Suç alemi ile olan etkileşimi, ünlü mafya liderlerinin siyasete müdahil olma biçimlerinden her düzeyde görev yapan siyasetçilerin davranış ve söylemlerine kadar her alanda gözlemleyebiliyoruz. Burada dikkat çekmek istediğim önemli bir husus hukuk ile siyaset arasındaki etkileşimin zayıflamasına simetrik olarak suç dünyası ile siyaset arasındaki etkileşimin artmasıdır. Cumhurbaşkanlığı hükümet sistemi adı altında deneyimlediğimiz yeni rejim, kuruluş esası ve varlık sebebi itibarıyla kendine özgü bir hukuki rasyonalite yaratamamıştır. Zira güçler ayrılığının olmadığı bir yerde anayasanın ve elbette hukukun var olduğundan söz edilemez. Zaman geçtikçe suç dünyasına özgü “karizmatik liderler” siyasetçinin destekçisi, rol modeli veya dostu olarak buradaki boşluktan içeri girebilmektedir. Etkileşim sadece sesi çok çıkan gazetecileri susturmak için ısmarlanan saldırılardan ibaret değil. Zaman zaman suç liderlerinin de siyasete kendi anlayışları ve çıkarları doğrultusunda müdahil olduğunu, hatta etki yaratabildiğini görüyoruz.
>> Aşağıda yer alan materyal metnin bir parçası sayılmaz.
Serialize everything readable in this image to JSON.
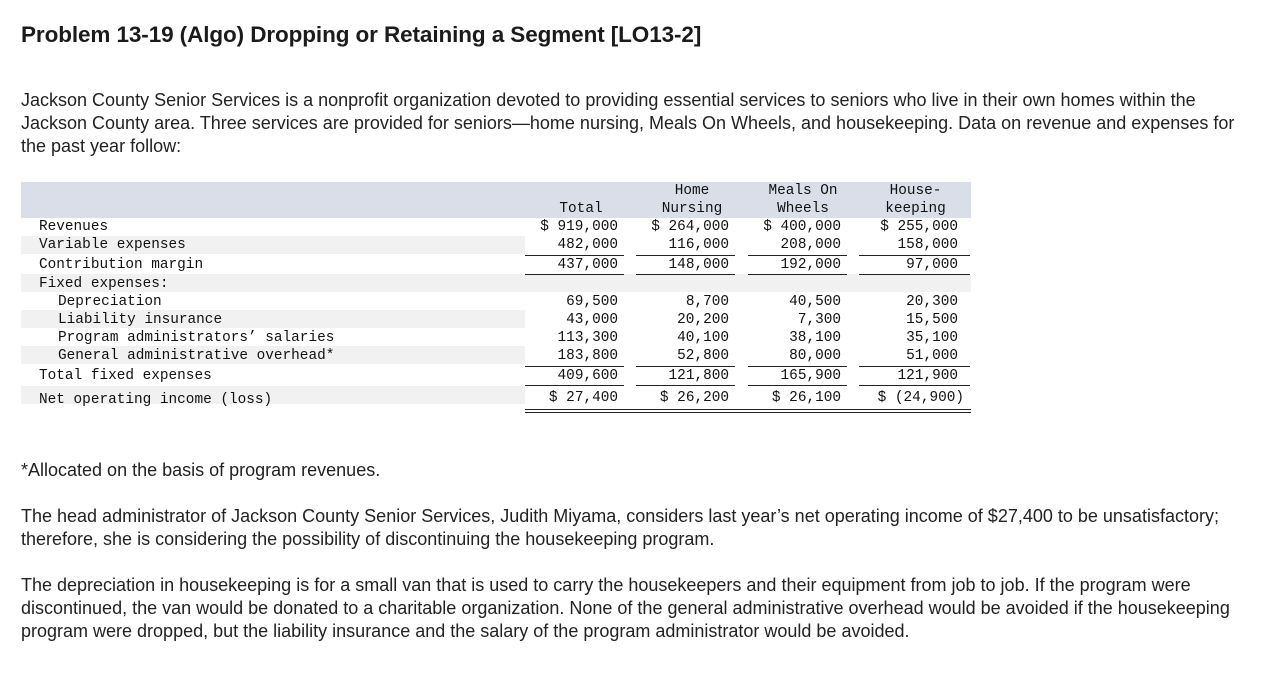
{
  "title": "Problem 13-19 (Algo) Dropping or Retaining a Segment [LO13-2]",
  "intro": "Jackson County Senior Services is a nonprofit organization devoted to providing essential services to seniors who live in their own homes within the Jackson County area. Three services are provided for seniors—home nursing, Meals On Wheels, and housekeeping. Data on revenue and expenses for the past year follow:",
  "table": {
    "headers": {
      "total": [
        "Total"
      ],
      "home_nursing": [
        "Home",
        "Nursing"
      ],
      "meals_on_wheels": [
        "Meals On",
        "Wheels"
      ],
      "housekeeping": [
        "House-",
        "keeping"
      ]
    },
    "rows": {
      "revenues": {
        "label": "Revenues",
        "total": "$ 919,000",
        "home_nursing": "$ 264,000",
        "meals_on_wheels": "$ 400,000",
        "housekeeping": "$ 255,000"
      },
      "variable_expenses": {
        "label": "Variable expenses",
        "total": "482,000",
        "home_nursing": "116,000",
        "meals_on_wheels": "208,000",
        "housekeeping": "158,000"
      },
      "contribution_margin": {
        "label": "Contribution margin",
        "total": "437,000",
        "home_nursing": "148,000",
        "meals_on_wheels": "192,000",
        "housekeeping": "97,000"
      },
      "fixed_expenses": {
        "label": "Fixed expenses:"
      },
      "depreciation": {
        "label": "Depreciation",
        "total": "69,500",
        "home_nursing": "8,700",
        "meals_on_wheels": "40,500",
        "housekeeping": "20,300"
      },
      "liability_insurance": {
        "label": "Liability insurance",
        "total": "43,000",
        "home_nursing": "20,200",
        "meals_on_wheels": "7,300",
        "housekeeping": "15,500"
      },
      "program_admin_salaries": {
        "label": "Program administrators’ salaries",
        "total": "113,300",
        "home_nursing": "40,100",
        "meals_on_wheels": "38,100",
        "housekeeping": "35,100"
      },
      "general_admin_overhead": {
        "label": "General administrative overhead*",
        "total": "183,800",
        "home_nursing": "52,800",
        "meals_on_wheels": "80,000",
        "housekeeping": "51,000"
      },
      "total_fixed_expenses": {
        "label": "Total fixed expenses",
        "total": "409,600",
        "home_nursing": "121,800",
        "meals_on_wheels": "165,900",
        "housekeeping": "121,900"
      },
      "net_operating_income": {
        "label": "Net operating income (loss)",
        "total": "$ 27,400",
        "home_nursing": "$ 26,200",
        "meals_on_wheels": "$ 26,100",
        "housekeeping": "$ (24,900)"
      }
    }
  },
  "footnote": "*Allocated on the basis of program revenues.",
  "para2": "The head administrator of Jackson County Senior Services, Judith Miyama, considers last year’s net operating income of $27,400 to be unsatisfactory; therefore, she is considering the possibility of discontinuing the housekeeping program.",
  "para3": "The depreciation in housekeeping is for a small van that is used to carry the housekeepers and their equipment from job to job. If the program were discontinued, the van would be donated to a charitable organization. None of the general administrative overhead would be avoided if the housekeeping program were dropped, but the liability insurance and the salary of the program administrator would be avoided.",
  "colors": {
    "header_band": "#d9dee9",
    "alt_row_band": "#f1f1f1",
    "text": "#222222"
  }
}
Elbette siyasi tarihimizde bu tür saldırılar ilk defa olmuyor. Mesela daha önce Ahmet Türk’e veya Kemal Kılıçdaroğlu’na değişik şekillerde saldırı yapılmıştı. Ancak bu saldırılarda belli bir ideolojik yaklaşıma, belli bir ideolojik görüş açısına, örneğin milliyetçiliğe veya muhafazakarlığa özgü bir bağnazlık temel bir güdü olarak öne çıkıyordu. Bugün yaşanan etkileşimin sonucu bu bakımdan da belirsiz, muğlak bir karışım olmanın ötesine geçememektedir. Mesela sokak saldırılarının üstlenilme biçimi dahi siyasetten çok suç alemine özgü pratikleri andırmaktadır. İktidar bir yandan “terör” kavramıyla meşru ve seçilmiş muhalefeti kriminalize ederek siyaset dışına itmeye çalışırken, diğer yandan suç dünyasını yerli ve milli olma, devlet için fedakarlık yapma gibi ölçütler üzerinden “nezihleştiriyor”. Bu tarzlar arasındaki etkileşimin esas zeminini de “suç” karşısında izlenen mahiyeti itibarıyla ikircikli, geçirgen bir stratejiyle siyaseti dönüştürmek oluşturuyor. Suç, sözcüğün geniş anlamıyla her zaman politik bir mesele olmuştur. Ama bugün yaşanan, parti siyasetinin tanımlandığı dar alanın bu suç dünyası mantığının etkisi altına girmesidir. Umarım Cumhur ve Millet ittifaklarının dışında adı konmamış, görünmeyen bir ittifak olarak bu gücün etkisinin daha da artmasına tanıklık etmek durumunda kalmayız.